Generally speaking, do *NOT* commit your environment configurations (other than local development) to source control, you do *NOT* want variance in your configuration files, this is a deployment issue.

What you should do, is add `.env` to your .gitignore file so it doesn't get committed.  You may want to add a `.env.dev.env` to source control with typical local settings.  The dev env file should have a comment that you should copy it to a plain `.env` file for local development.  You should also consider having fallback options in your configuration module, that represents the dev or production defaults as much as reasonable.  ONLY load `.env` not ENVIRONMENT.env

Advice, load the .env file before loading any other modules, do it all synchronously, or an async load of your modules after environment and configuration are loaded.  I would advise searching upward at least 2-3 directories for the .env then change your working directory to where the .env file is... for a static (non-container) deployment, this allows you to setup your .env in a parent directory from your application, and relative paths should work properly.

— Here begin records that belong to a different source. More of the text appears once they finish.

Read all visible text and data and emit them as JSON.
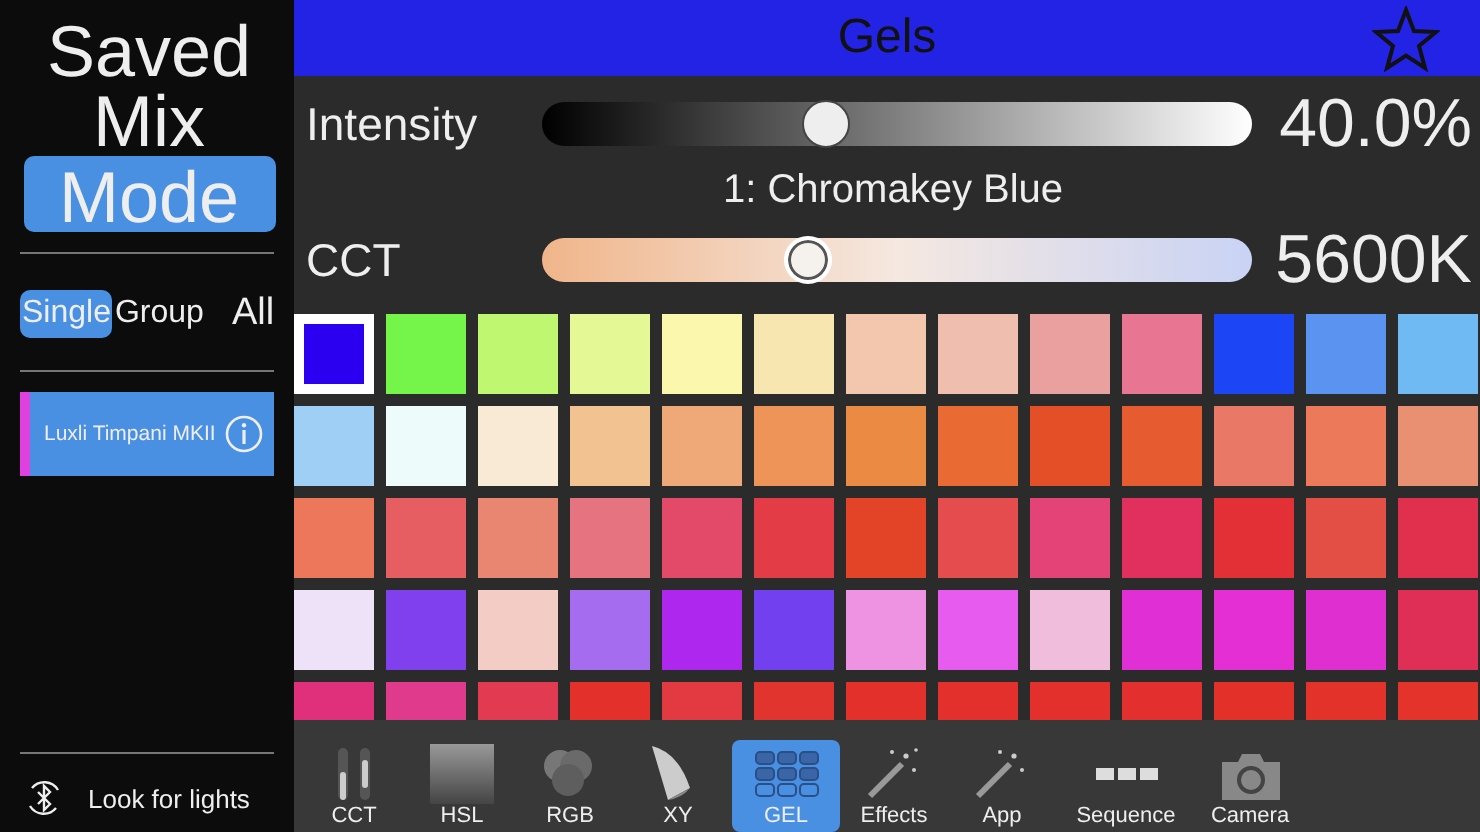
{
  "sidebar": {
    "modes": [
      {
        "label": "Saved",
        "selected": false
      },
      {
        "label": "Mix",
        "selected": false
      },
      {
        "label": "Mode",
        "selected": true
      }
    ],
    "scopes": [
      {
        "label": "Single",
        "selected": true
      },
      {
        "label": "Group",
        "selected": false
      },
      {
        "label": "All",
        "selected": false
      }
    ],
    "devices": [
      {
        "name": "Luxli Timpani MKII",
        "color": "#e040e0"
      }
    ],
    "scan_button": "Look for lights"
  },
  "header": {
    "title": "Gels",
    "favorite": false
  },
  "intensity": {
    "label": "Intensity",
    "level": 0.4,
    "reading": "40.0%"
  },
  "gel_name": "1: Chromakey Blue",
  "cct": {
    "label": "CCT",
    "level": 0.375,
    "reading": "5600K"
  },
  "gels": [
    {
      "color": "#2b00f0",
      "selected": true
    },
    {
      "color": "#75f54a",
      "selected": false
    },
    {
      "color": "#c0f770",
      "selected": false
    },
    {
      "color": "#e4f896",
      "selected": false
    },
    {
      "color": "#fbf8ae",
      "selected": false
    },
    {
      "color": "#f8e6b0",
      "selected": false
    },
    {
      "color": "#f3c6ae",
      "selected": false
    },
    {
      "color": "#efbeae",
      "selected": false
    },
    {
      "color": "#eba0a0",
      "selected": false
    },
    {
      "color": "#e87592",
      "selected": false
    },
    {
      "color": "#1c45f5",
      "selected": false
    },
    {
      "color": "#5b93f0",
      "selected": false
    },
    {
      "color": "#6fbaf2",
      "selected": false
    },
    {
      "color": "#a0cff5",
      "selected": false
    },
    {
      "color": "#eefbfb",
      "selected": false
    },
    {
      "color": "#f9ead6",
      "selected": false
    },
    {
      "color": "#f2c290",
      "selected": false
    },
    {
      "color": "#efa877",
      "selected": false
    },
    {
      "color": "#ee9458",
      "selected": false
    },
    {
      "color": "#eb8a42",
      "selected": false
    },
    {
      "color": "#e96a33",
      "selected": false
    },
    {
      "color": "#e54f27",
      "selected": false
    },
    {
      "color": "#e65b30",
      "selected": false
    },
    {
      "color": "#e97866",
      "selected": false
    },
    {
      "color": "#ec7a5a",
      "selected": false
    },
    {
      "color": "#ea9072",
      "selected": false
    },
    {
      "color": "#ec775a",
      "selected": false
    },
    {
      "color": "#e65e62",
      "selected": false
    },
    {
      "color": "#e98672",
      "selected": false
    },
    {
      "color": "#e67380",
      "selected": false
    },
    {
      "color": "#e34a6a",
      "selected": false
    },
    {
      "color": "#e43c47",
      "selected": false
    },
    {
      "color": "#e34327",
      "selected": false
    },
    {
      "color": "#e54c4e",
      "selected": false
    },
    {
      "color": "#e34376",
      "selected": false
    },
    {
      "color": "#e12f5e",
      "selected": false
    },
    {
      "color": "#e33036",
      "selected": false
    },
    {
      "color": "#e44f45",
      "selected": false
    },
    {
      "color": "#e12f4e",
      "selected": false
    },
    {
      "color": "#ede2f7",
      "selected": false
    },
    {
      "color": "#8040ee",
      "selected": false
    },
    {
      "color": "#f3cdc5",
      "selected": false
    },
    {
      "color": "#a56cf0",
      "selected": false
    },
    {
      "color": "#ae27ee",
      "selected": false
    },
    {
      "color": "#7240ee",
      "selected": false
    },
    {
      "color": "#ee93e2",
      "selected": false
    },
    {
      "color": "#e75cee",
      "selected": false
    },
    {
      "color": "#f0bddc",
      "selected": false
    },
    {
      "color": "#e02fd5",
      "selected": false
    },
    {
      "color": "#e42fd4",
      "selected": false
    },
    {
      "color": "#e02fd0",
      "selected": false
    },
    {
      "color": "#e02f56",
      "selected": false
    },
    {
      "color": "#e0307c",
      "selected": false
    },
    {
      "color": "#e03a8d",
      "selected": false
    },
    {
      "color": "#e23a50",
      "selected": false
    },
    {
      "color": "#e3302a",
      "selected": false
    },
    {
      "color": "#e23a40",
      "selected": false
    },
    {
      "color": "#e2342e",
      "selected": false
    },
    {
      "color": "#e3302b",
      "selected": false
    },
    {
      "color": "#e3302c",
      "selected": false
    },
    {
      "color": "#e3302d",
      "selected": false
    },
    {
      "color": "#e3302e",
      "selected": false
    },
    {
      "color": "#e3312a",
      "selected": false
    },
    {
      "color": "#e3322a",
      "selected": false
    },
    {
      "color": "#e3332a",
      "selected": false
    }
  ],
  "toolbar": [
    {
      "kind": "cct",
      "label": "CCT",
      "selected": false
    },
    {
      "kind": "hsl",
      "label": "HSL",
      "selected": false
    },
    {
      "kind": "rgb",
      "label": "RGB",
      "selected": false
    },
    {
      "kind": "xy",
      "label": "XY",
      "selected": false
    },
    {
      "kind": "gel",
      "label": "GEL",
      "selected": true
    },
    {
      "kind": "effects",
      "label": "Effects",
      "selected": false
    },
    {
      "kind": "app",
      "label": "App",
      "selected": false
    },
    {
      "kind": "sequence",
      "label": "Sequence",
      "selected": false
    },
    {
      "kind": "camera",
      "label": "Camera",
      "selected": false
    }
  ]
}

For containerized (docker) deployments, you should set the environment as part of your start/deployment model.  Kubernetes, Dokku and other orchestration environments have options for this, you shouldn't deploy a .env file inside a container, and generally it should be mostly for development and/or static deployments.

Aside: you may, if using CI/CD for static deployments, want to use a `.env.template.env` file for transformation as part of your deployment model.